阿徵深深的吸了一口氣。
從一開始他跟著顧蘅進來,聽到她這些所謂的家人對她的欲加之罪,他便已經在強行忍著自己的怒氣了。
他想,在阿蘅心中,他是一個翩翩君子,少年郎,隨意動手會不太好。
可到後面,他實在忍不住了,這人甚至還想打阿蘅,若是他連這都保護不了她,便枉自做了她十幾年的竹馬了!
將顧長帆的手腕攥住後,阿徵狠狠一推,顧長帆不得不後退了好幾步,這才勉強穩住身形。
“顧大人,靈堂之上動手,不太好吧?更何況阿蘅也並沒有做錯什麼,你們何苦要緊緊相逼?”

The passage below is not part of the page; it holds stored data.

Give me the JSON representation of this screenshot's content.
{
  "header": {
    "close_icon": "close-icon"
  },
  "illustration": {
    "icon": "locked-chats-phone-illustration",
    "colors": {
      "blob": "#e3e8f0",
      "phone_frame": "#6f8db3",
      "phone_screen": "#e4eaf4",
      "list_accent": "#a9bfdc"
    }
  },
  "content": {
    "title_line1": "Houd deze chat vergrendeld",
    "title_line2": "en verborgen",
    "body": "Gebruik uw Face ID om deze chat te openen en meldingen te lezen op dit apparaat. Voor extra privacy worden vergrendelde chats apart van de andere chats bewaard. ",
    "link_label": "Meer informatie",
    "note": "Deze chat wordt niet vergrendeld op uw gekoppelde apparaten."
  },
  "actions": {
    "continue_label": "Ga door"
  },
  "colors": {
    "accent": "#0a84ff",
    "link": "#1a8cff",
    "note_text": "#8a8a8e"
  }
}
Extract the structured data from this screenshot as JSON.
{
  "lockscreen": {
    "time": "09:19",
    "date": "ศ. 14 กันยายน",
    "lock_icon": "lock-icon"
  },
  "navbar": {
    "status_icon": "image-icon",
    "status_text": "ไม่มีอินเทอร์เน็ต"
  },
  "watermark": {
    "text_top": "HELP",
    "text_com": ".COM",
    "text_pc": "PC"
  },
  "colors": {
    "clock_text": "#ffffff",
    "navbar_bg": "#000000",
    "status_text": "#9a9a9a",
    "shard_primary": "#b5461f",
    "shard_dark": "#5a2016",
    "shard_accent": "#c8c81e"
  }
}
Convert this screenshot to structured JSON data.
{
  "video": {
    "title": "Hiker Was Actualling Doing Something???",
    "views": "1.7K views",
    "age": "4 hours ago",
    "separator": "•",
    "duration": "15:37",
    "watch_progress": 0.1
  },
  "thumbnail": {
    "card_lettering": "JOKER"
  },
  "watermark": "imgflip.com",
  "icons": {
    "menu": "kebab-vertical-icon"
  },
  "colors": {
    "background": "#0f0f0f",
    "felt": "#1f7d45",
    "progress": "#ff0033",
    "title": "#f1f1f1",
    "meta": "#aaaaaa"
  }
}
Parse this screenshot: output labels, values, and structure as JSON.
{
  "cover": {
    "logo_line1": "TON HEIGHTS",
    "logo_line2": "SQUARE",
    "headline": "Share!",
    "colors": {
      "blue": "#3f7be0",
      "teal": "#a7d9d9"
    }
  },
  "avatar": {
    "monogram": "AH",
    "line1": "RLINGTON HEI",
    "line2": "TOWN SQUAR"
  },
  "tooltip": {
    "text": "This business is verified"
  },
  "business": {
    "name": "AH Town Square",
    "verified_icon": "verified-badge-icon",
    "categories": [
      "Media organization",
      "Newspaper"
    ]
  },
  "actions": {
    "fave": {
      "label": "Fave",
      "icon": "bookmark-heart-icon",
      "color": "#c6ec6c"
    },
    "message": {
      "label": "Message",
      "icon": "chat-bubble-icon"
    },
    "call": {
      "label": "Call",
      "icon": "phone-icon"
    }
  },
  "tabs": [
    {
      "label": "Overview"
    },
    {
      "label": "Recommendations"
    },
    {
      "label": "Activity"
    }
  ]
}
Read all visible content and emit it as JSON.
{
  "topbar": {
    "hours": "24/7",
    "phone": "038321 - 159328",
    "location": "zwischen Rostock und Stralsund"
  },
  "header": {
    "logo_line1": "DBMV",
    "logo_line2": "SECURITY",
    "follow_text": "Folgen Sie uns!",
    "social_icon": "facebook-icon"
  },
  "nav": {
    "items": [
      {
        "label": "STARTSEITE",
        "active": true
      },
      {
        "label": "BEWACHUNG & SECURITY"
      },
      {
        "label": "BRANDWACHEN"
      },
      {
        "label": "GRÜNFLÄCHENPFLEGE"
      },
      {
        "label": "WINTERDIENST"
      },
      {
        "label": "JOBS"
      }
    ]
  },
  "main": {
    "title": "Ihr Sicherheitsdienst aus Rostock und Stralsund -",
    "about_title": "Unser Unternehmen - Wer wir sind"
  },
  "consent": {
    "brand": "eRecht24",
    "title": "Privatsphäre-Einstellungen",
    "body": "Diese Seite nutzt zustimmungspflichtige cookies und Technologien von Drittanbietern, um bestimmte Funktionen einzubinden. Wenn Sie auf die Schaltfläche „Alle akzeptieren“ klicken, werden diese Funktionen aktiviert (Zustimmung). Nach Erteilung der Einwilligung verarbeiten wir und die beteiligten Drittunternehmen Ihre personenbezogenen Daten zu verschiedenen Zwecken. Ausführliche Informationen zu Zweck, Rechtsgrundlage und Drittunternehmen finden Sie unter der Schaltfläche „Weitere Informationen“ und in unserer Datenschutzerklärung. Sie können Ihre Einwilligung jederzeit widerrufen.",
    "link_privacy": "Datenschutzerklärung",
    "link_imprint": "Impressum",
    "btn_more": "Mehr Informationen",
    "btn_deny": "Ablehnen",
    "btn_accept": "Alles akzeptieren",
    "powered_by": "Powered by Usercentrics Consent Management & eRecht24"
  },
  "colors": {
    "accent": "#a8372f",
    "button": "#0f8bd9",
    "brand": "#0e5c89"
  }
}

不知怎的,顧長帆在看見阿徵的那一刻,便被他的氣場震懾住了,有些心虛。
這小子幾年前還是一副弱不禁風的書生模樣,幾年後,竟然混身上下都充斥著一股戾氣。
這種氣場,必定是這幾年經歷了許多生死危急的關頭,在血腥氣中磨礪出來的。
一時之間,他心裡還有點發怵。
“阿徵啊,這都是誤會,我這實在是因為母親過世,悲痛萬分,才會遷怒阿蘅的。”
聽到這話,顧蘅在一旁冷笑一聲。
其實,就沖著這段時間父親的態度,以及方才他對她欲加無患之罪的說辭,她就明白了。
顧長帆不願查清姨娘被害的真相,並非是因為她是災星,也並非因為她不是親生,而是因為這件事情,他需要找到一個替罪羊來替他轉移仇恨。
他是真真切切的愛過馥姨娘的,為了她,甚至不顧妻子的強烈反對。
只是如今馥姨娘已經死了,逝者已矣,但活著的人還要生活下去。
在他眼裡,馥姨娘之死要麼是真的運氣不好,撞上了流寇被殺,要麼,就像顧蘅所說的一樣,是有人故意把她約出去的,故意把她送到流寇面前的。
但馥姨娘性格很好,整個府裡對她無不稱贊,她也沒有樹過敵。
唯一恨她的人,便是秦柔。
可若是真是秦柔殺了馥姨娘,他難道還真要為了一個已死之人,得罪秦柔,得罪長樂縣的首富秦家嗎?
且不說當初他為官,秦家在背後出了很大的力。
就說這些年官場裡上上下下的打點,也沒少花秦家的銀子。
更何況,他還和秦柔育有一子一女,如何能真和她撕破臉皮?
這種情況下,他只能將滿腔的仇恨都轉移到顧蘅身上。
在他眼裡,顧蘅是個弱者,是依附於他生存的女兒,他對她,予生予死,皆在一念之間,所以,即便對她的態度再差,他也毫無愧疚之感。
直到阿徵的出現。
如今的少年郎早已長大,再也不複當初的羸弱模樣。
如今他保護顧蘅的強勢模樣,也讓顧長帆不得不心生忌憚。
“顧大人,我理解您母親去世的悲痛之情,但阿蘅同樣是無辜的,您不應該對她這樣。”
聽到這話,顧長帆的臉色黑了一瞬。
被一個這麼年輕的後生懟了一通,心裡極不好受,但此刻,他卻又不能表現出來。